Regeln vs. Genrekonventionen

Bei den Rollenspielern gibt es einige Versuche, eine Taxonomie aufzustellen. Letztendlich dient es dazu, die Frage zu klären: “Warum spielst Du?” oder “Was erwartest Du von einem gelungenen Abend.”
Eine der ältesten Unterscheidungen ist das 3-fold Model , das sich hauptsächlich damit beschäftigt, auf welche Ebene im Spiel der Spieler Konflikte lösen möchte:
- Will er gegen die Geschichte antreten,
- besser als die Mitspieler sein, oder
- gegen die Spielwelt und ihre innere Logik antreten.
Andere Taxonomien wie das 5-fold beschäftigen sich eher mit den Zielen eines Spielers (Was willst Du erleben?) oder wie das RoLOGG mit ihren Motivationen (“Warum sitzt Du überhaupt heute abend hier?”).
Auf einer grundlegenderen Ebene scheint es Spieler zu geben, die lieber mit Regelbüchern und Würfeln als Instrumenten der Konfliktauflösung spielen, und Spieler, die lieber mit möglichst wenig Regeln und anderen Methoden der Resolution spielen.
Aber ist “regelloses Rollenspiel” wirklich regellos oder welche Regeln bestimmen solche Spiele?
In den Diskussionen auf drsrm kommt recht häufig das Wort Gruppenvertrag vor. Damit ist nicht wirklich ein zu unterschreibender Vertrag gemeint, sondern eine mehr oder - meistens - weniger explizite Übereinkunft zwischen den Spielenden, was denn überhaupt gespielt werden soll und was die Erwartungen an das Spiel sind.
Die erste, grobe Übereinkunft zwischen den Spielenden ergibt sich oft schon aus dem Genre .
In einer klassischen US-Western-Kampagne gelten andere Regeln als in einem Shadowrun-Setting: Im Western werden die Guten halt nur am Arm getroffen, können dafür aber die alleinstehende Farmersfrau nicht alleine im Stich lassen und vor der Übermacht der Bösen fliehen.

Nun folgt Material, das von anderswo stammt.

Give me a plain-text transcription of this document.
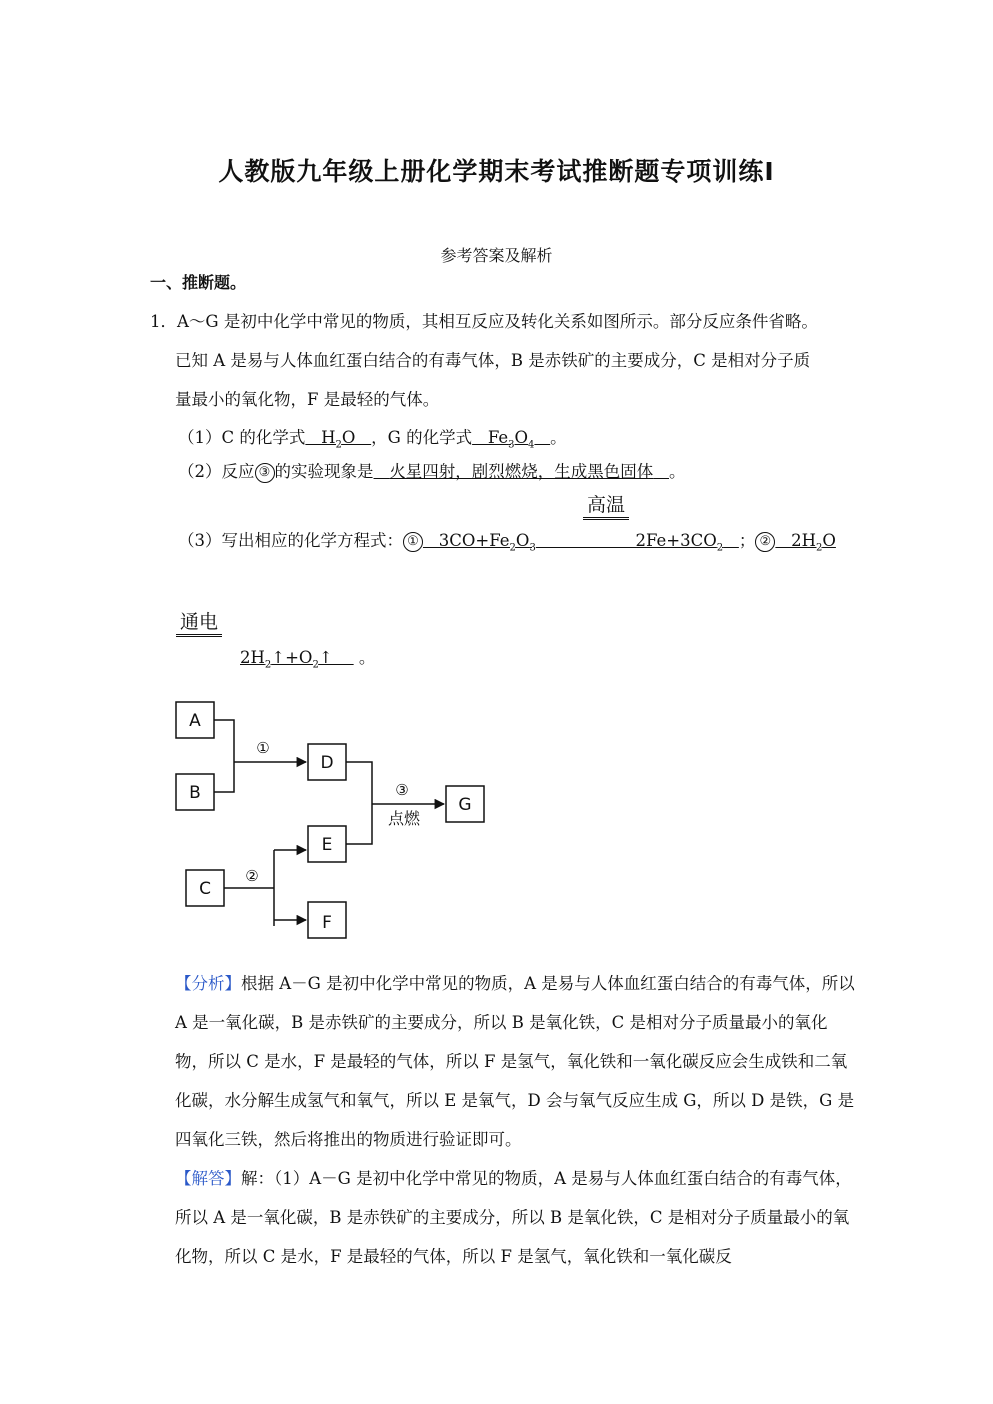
人教版九年级上册化学期末考试推断题专项训练Ⅰ
参考答案及解析
一、推断题。
1．A～G 是初中化学中常见的物质，其相互反应及转化关系如图所示。部分反应条件省略。
已知 A 是易与人体血红蛋白结合的有毒气体，B 是赤铁矿的主要成分，C 是相对分子质
量最小的氧化物，F 是最轻的气体。
（1）C 的化学式   $H_2O$   ，G 的化学式   $Fe_3O_4$ 。
（2）反应 ③ 的实验现象是 火星四射，剧烈燃烧，生成黑色固体 。
高温
（3）写出相应的化学方程式： ①   $3CO+Fe_2O_3$                   $2Fe+3CO_2$ ； ②   $2H_2O$
通电
$2H_2↑+O_2↑$     。
A
B
C
D
E
F
G
①
③
点燃
②
【分析】根据 A－G 是初中化学中常见的物质，A 是易与人体血红蛋白结合的有毒气体，所以 A 是一氧化碳，B 是赤铁矿的主要成分，所以 B 是氧化铁，C 是相对分子质量最小的氧化物，所以 C 是水，F 是最轻的气体，所以 F 是氢气，氧化铁和一氧化碳反应会生成铁和二氧化碳，水分解生成氢气和氧气，所以 E 是氧气，D 会与氧气反应生成 G，所以 D 是铁，G 是四氧化三铁，然后将推出的物质进行验证即可。
【解答】解：（1）A－G 是初中化学中常见的物质，A 是易与人体血红蛋白结合的有毒气体，所以 A 是一氧化碳，B 是赤铁矿的主要成分，所以 B 是氧化铁，C 是相对分子质量最小的氧化物，所以 C 是水，F 是最轻的气体，所以 F 是氢气，氧化铁和一氧化碳反
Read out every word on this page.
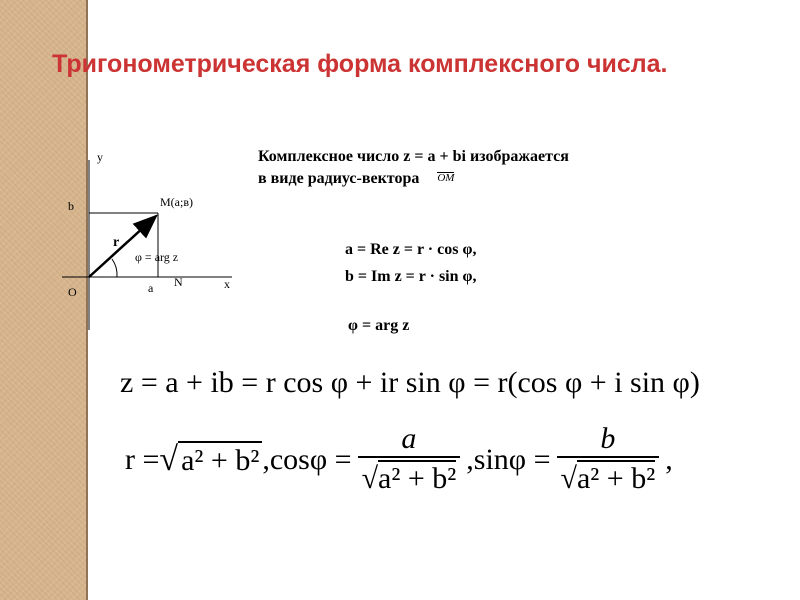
Тригонометрическая форма комплексного числа.
y
x
O
b
a N
M(a;в)
r
φ = arg z
Комплексное число z = a + bi изображается
в виде радиус-вектора OM
a = Re z = r · cos φ,
b = Im z = r · sin φ,
φ = arg z
z = a + ib = r cos φ + ir sin φ = r(cos φ + i sin φ)
r = √ a² + b² $,\cos\varphi = \frac{a}{\text{√a² + b²}} ,\sin\varphi = \frac{b}{\text{√a² + b²}}$ ,
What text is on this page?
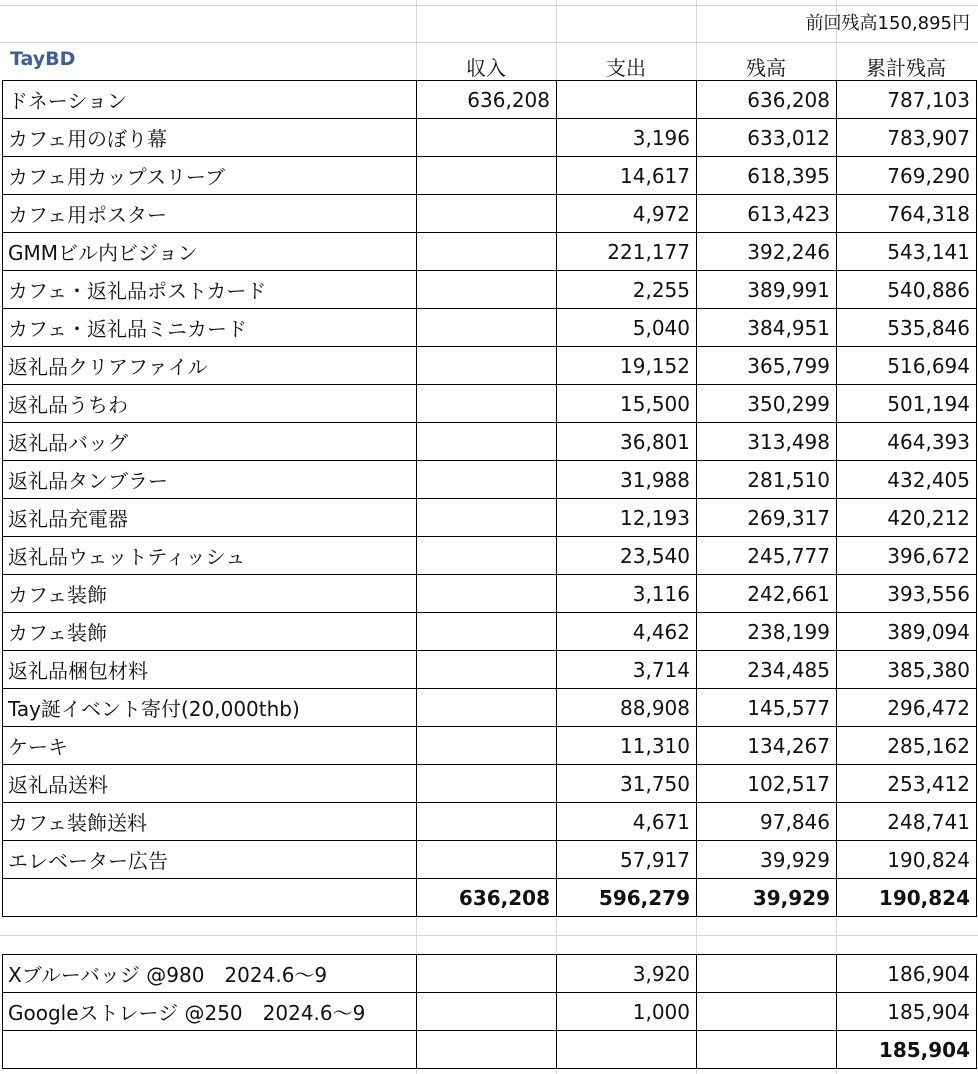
前回残高150,895円
TayBD	収入	支出	残高	累計残高
ドネーション	636,208		636,208	787,103
カフェ用のぼり幕		3,196	633,012	783,907
カフェ用カップスリーブ		14,617	618,395	769,290
カフェ用ポスター		4,972	613,423	764,318
GMMビル内ビジョン		221,177	392,246	543,141
カフェ・返礼品ポストカード		2,255	389,991	540,886
カフェ・返礼品ミニカード		5,040	384,951	535,846
返礼品クリアファイル		19,152	365,799	516,694
返礼品うちわ		15,500	350,299	501,194
返礼品バッグ		36,801	313,498	464,393
返礼品タンブラー		31,988	281,510	432,405
返礼品充電器		12,193	269,317	420,212
返礼品ウェットティッシュ		23,540	245,777	396,672
カフェ装飾		3,116	242,661	393,556
カフェ装飾		4,462	238,199	389,094
返礼品梱包材料		3,714	234,485	385,380
Tay誕イベント寄付(20,000thb)		88,908	145,577	296,472
ケーキ		11,310	134,267	285,162
返礼品送料		31,750	102,517	253,412
カフェ装飾送料		4,671	97,846	248,741
エレベーター広告		57,917	39,929	190,824
	636,208	596,279	39,929	190,824
Xブルーバッジ @980　2024.6〜9		3,920		186,904
Googleストレージ @250　2024.6〜9		1,000		185,904
				185,904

In Shadowrun kann der “Gute” halt ohne Probleme in der Gosse mit einem Schuß in den Unterleib verrecken, sogar, wenn es sich um ein sinnloses Drive-by Shooting handelt, das mit der Handlung nix zu tun hat, dafür würden Shadowrun-Spieler aber auch ohne Probleme die alleinerziehende Orkmutter im Erdgeschoß ausrauben, bevor sie ihr den toten Wachmann im Flur anhängen und sich verpieseln.

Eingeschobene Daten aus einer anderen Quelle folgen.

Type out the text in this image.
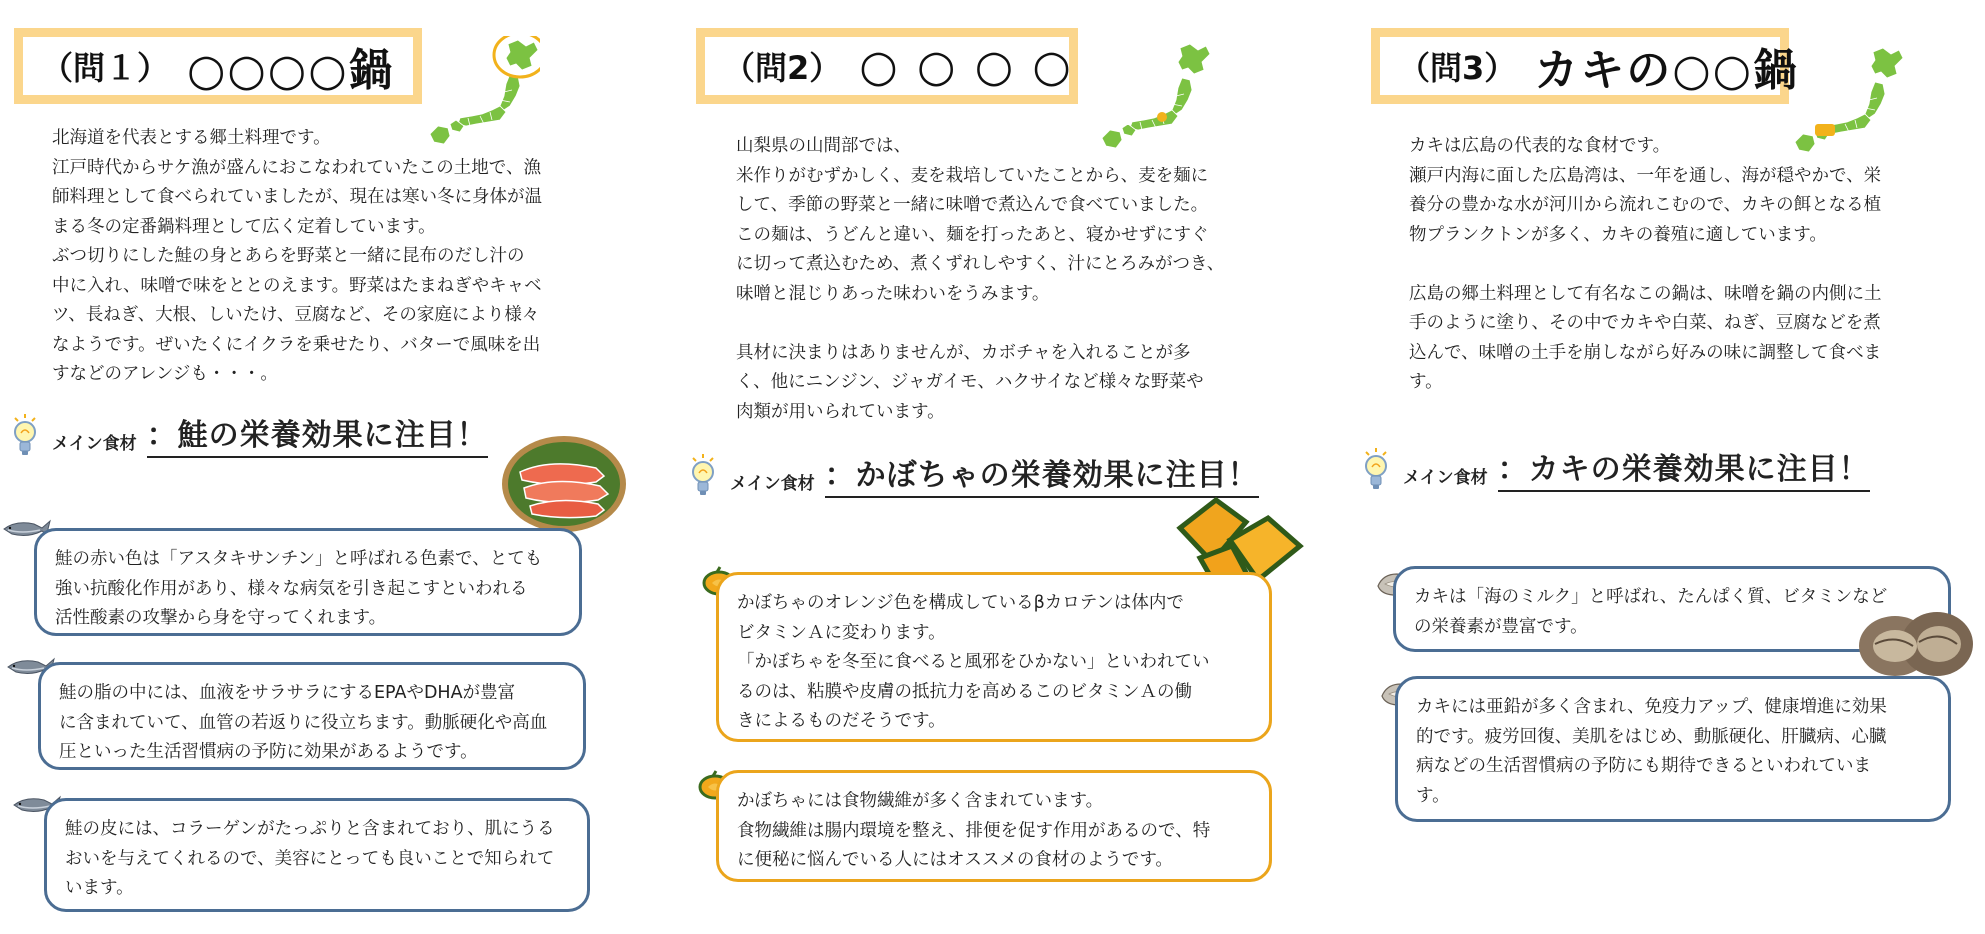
（問１） ○○○○鍋

北海道を代表とする郷土料理です。
江戸時代からサケ漁が盛んにおこなわれていたこの土地で、漁
師料理として食べられていましたが、現在は寒い冬に身体が温
まる冬の定番鍋料理として広く定着しています。
ぶつ切りにした鮭の身とあらを野菜と一緒に昆布のだし汁の
中に入れ、味噌で味をととのえます。野菜はたまねぎやキャベ
ツ、長ねぎ、大根、しいたけ、豆腐など、その家庭により様々
なようです。ぜいたくにイクラを乗せたり、バターで風味を出
すなどのアレンジも・・・。

メイン食材 ：鮭の栄養効果に注目！
鮭の赤い色は「アスタキサンチン」と呼ばれる色素で、とても
強い抗酸化作用があり、様々な病気を引き起こすといわれる
活性酸素の攻撃から身を守ってくれます。
鮭の脂の中には、血液をサラサラにするEPAやDHAが豊富
に含まれていて、血管の若返りに役立ちます。動脈硬化や高血
圧といった生活習慣病の予防に効果があるようです。
鮭の皮には、コラーゲンがたっぷりと含まれており、肌にうる
おいを与えてくれるので、美容にとっても良いことで知られて
います。
（問2） ○ ○ ○ ○

山梨県の山間部では、
米作りがむずかしく、麦を栽培していたことから、麦を麺に
して、季節の野菜と一緒に味噌で煮込んで食べていました。
この麺は、うどんと違い、麺を打ったあと、寝かせずにすぐ
に切って煮込むため、煮くずれしやすく、汁にとろみがつき、
味噌と混じりあった味わいをうみます。

具材に決まりはありませんが、カボチャを入れることが多
く、他にニンジン、ジャガイモ、ハクサイなど様々な野菜や
肉類が用いられています。

メイン食材 ：かぼちゃの栄養効果に注目！
かぼちゃのオレンジ色を構成しているβカロテンは体内で
ビタミンＡに変わります。
「かぼちゃを冬至に食べると風邪をひかない」といわれてい
るのは、粘膜や皮膚の抵抗力を高めるこのビタミンＡの働
きによるものだそうです。
かぼちゃには食物繊維が多く含まれています。
食物繊維は腸内環境を整え、排便を促す作用があるので、特
に便秘に悩んでいる人にはオススメの食材のようです。
（問3） カキの○○鍋

カキは広島の代表的な食材です。
瀬戸内海に面した広島湾は、一年を通し、海が穏やかで、栄
養分の豊かな水が河川から流れこむので、カキの餌となる植
物プランクトンが多く、カキの養殖に適しています。

広島の郷土料理として有名なこの鍋は、味噌を鍋の内側に土
手のように塗り、その中でカキや白菜、ねぎ、豆腐などを煮
込んで、味噌の土手を崩しながら好みの味に調整して食べま
す。

メイン食材 ：カキの栄養効果に注目！
カキは「海のミルク」と呼ばれ、たんぱく質、ビタミンなど
の栄養素が豊富です。
カキには亜鉛が多く含まれ、免疫力アップ、健康増進に効果
的です。疲労回復、美肌をはじめ、動脈硬化、肝臓病、心臓
病などの生活習慣病の予防にも期待できるといわれていま
す。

Und man sollte sich vor dem Spiel dringend vergewissern, ob man jetzt einen US- oder einen Italo-Western spielt, sonst könnte es Mißverständnisse geben!
Zu so einer Übereinkunft gehören aber auch Ideen dazu, warum die einzelnen Spieler am Tisch sitzen, was sie also von so einem Abend erwarten. Robin Laws hat dem Thema “Spielermotivationen und -erwartungen” ein ganzes Kapitel in seinen “Laws of good gaming” gewidmet. Wenn man sicherstellt, daß für jeden Spieler während eines Abends etwas von “seinen” Sachen dabei ist, kann man relativ sicher sein, daß die beim nächsten Mal auch wieder mit dabei sind.
Spiele wie Primetime Adventures (PTA) gehen noch einen Schritt weiter und machen Genrekonventionen und Spielermotivationen zu den Regeln des Spiels. Sie berücksichtigen sogar Konzepte wie Spotlight Time bei der Planung einer Kampagne - es wird zu einem Teil des Spiels, die Kampagne wie eine Fernsehserie zu planen und wie z.B. im Lost Episode Guide festzulegen, daß dies im A-Plot eine “Kate” oder “Locke”-Episode wird, während im B-Plot dieses oder jenes näher beleuchtet wird.
Eine Kampagne oder Spielsession wie eine Fernsehserie zu planen sorgt auch dafür, Spieler mit interessanten Erzähltechniken (Rückblenden, Foreshadowing, Krise, …) vertraut zu machen und sie darauf vorzubereiten, bestimmte Charactereigenschaften vorab besser auszuarbeiten oder betont auszuspielen.
Im Grunde das viel interessantere Konzept - “regelloses Rollenspiel” heißt ja nicht, daß alles möglich ist, sondern vielmehr, daß die Regeln sich nicht arbiträr aus irgendwelchen Regelbüchern ergeben, sondern aus dem gemeinsamen Verständnis davon, was aus dem Genre im allgemeinen und der Session im speziellen und der Situation gerade jetzt möglich ist.